Mentre spegne le speranze per la flessibilità sulle pensioni anticipate che non saranno più nella legge di Stabilità 2016 in attesa di una riforma strutturale che potrebbe arrivare nel 2016, il premier accende le speranze per un concorso destinato ai professori e ricercatori emigrati all'estero, i cosiddetti "cervelli in fuga" che Renzi vorrebbe far ritornare in patria. "Faremo un concorso nazionale", ha spiegato ieri il primo ministro davanti alle telecamera di Che tempo che fa su Rai 3.
Università e ricerca, Renzi vuole fare tornare in Italia i cervelli in fuga
"Chi lo vincerà - ha aggiunto - avrà la possibilità di attivare progetti di ricerca". Così il governo intende promuovere un nuovo concorso per l'università e la ricerca. "Daremo un gruzzolo - ha anticipato nell'intervista a Fabio Fazio - per i progetti da realizzare. Sarà una misura ad hoc - ha spiegato Renzi - per attirare cervelli italiani in fuga". Ma come sulla riforma pensioni i sindacati anche su questo nuovo progetto del governo annunciato da Renzi temono dei clamorosi dietrofront e in ogni caso propongono soluzioni alternative. "Il rischio - ha commentato il segretario generale della Flc Cgil università - è che si tratti della solita propaganda.
Se ci sono i soldi per 500 gruzzoletti - ha aggiunto Francesco Sinopoli in un'intervista pubblicata oggi su Il Messaggero - sarebbe meglio fare 500 assunzioni con un concorso aperto. Ovviamente rivolto anche - ha aggiunto il sindacalista - a chi sta all'estero".
Pensioni, lavoro, scuola: ecco le novità nella legge di Stabilità 2016
A proposito di università e ricerca nella manovra di bilancio, come confermato a La Repubblica dal Miur, dovrebbero entrare 600milioni per le "riforme mirate" già previste nella legge Buona Scuola; l'impegno di risorse per 300milioni è stato richiesto dal Partito democratico per le assunzioni di giovani ricercatori.
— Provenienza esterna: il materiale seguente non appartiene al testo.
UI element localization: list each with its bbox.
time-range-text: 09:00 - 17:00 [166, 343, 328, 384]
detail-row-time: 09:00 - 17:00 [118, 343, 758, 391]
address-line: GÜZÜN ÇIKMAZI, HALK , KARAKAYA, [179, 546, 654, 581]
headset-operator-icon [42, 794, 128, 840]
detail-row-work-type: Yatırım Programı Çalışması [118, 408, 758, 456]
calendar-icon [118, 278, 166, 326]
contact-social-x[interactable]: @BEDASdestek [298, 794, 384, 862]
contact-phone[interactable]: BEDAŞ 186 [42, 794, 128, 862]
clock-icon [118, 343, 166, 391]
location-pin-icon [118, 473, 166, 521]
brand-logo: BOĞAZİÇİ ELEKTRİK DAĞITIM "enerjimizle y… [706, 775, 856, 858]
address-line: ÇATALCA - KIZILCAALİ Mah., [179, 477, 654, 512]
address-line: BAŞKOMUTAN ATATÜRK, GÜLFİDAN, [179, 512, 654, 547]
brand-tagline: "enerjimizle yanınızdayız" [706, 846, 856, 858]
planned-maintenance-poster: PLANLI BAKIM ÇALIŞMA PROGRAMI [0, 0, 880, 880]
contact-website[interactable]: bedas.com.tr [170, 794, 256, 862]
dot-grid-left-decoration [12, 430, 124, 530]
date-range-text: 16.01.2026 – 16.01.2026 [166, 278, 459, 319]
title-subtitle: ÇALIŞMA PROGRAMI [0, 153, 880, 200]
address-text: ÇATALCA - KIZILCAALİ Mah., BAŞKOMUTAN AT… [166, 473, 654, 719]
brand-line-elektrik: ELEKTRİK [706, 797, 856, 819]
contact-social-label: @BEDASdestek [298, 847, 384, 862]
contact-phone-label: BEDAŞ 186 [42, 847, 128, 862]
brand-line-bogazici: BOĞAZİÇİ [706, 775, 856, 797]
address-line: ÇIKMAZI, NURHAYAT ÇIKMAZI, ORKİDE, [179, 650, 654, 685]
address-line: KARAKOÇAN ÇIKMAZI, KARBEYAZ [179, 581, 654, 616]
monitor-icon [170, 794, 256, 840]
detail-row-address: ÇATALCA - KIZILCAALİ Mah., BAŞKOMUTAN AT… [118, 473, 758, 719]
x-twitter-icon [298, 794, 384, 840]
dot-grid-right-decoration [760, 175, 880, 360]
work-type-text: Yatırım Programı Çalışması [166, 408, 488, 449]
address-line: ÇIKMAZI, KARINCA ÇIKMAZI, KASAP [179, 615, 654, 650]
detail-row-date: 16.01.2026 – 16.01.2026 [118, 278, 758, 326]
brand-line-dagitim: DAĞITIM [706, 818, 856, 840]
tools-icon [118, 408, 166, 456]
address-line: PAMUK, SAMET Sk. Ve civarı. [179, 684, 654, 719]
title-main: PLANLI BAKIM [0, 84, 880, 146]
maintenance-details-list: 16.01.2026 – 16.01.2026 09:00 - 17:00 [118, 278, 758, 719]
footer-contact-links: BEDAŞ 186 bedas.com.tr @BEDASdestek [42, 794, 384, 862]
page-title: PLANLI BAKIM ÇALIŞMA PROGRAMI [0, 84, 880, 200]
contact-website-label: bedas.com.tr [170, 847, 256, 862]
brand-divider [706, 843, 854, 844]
Ma per i nuovi posti di lavoro che potrebbero essere creati con una riforma pensioni che introduca nuovi meccanismi di flessibilità per la pensione anticipata ai sessantenni si dovrà attendere almeno un anno, interventi potrebbero arrivare invece nel 2016, secondo le ultime promesse di Renzi ieri su Rai 3 a Che tempo che fa.
E sempre in tema di lavoro, a rischio la proroga dei contributi fiscali alle imprese sulle nuove assunzioni che a quanto pare potrebbero non entrare nella finanziaria 2016. E se sul lavoro per i giovani non sembrano arrivare importanti novità, buone notizie arrivano invece sul fronte del volontariato. Nella legge di Stabilità, infatti, sarà prevista la copertura per finanziare progetti di servizio civile che impegneranno 100mila giovani volontari.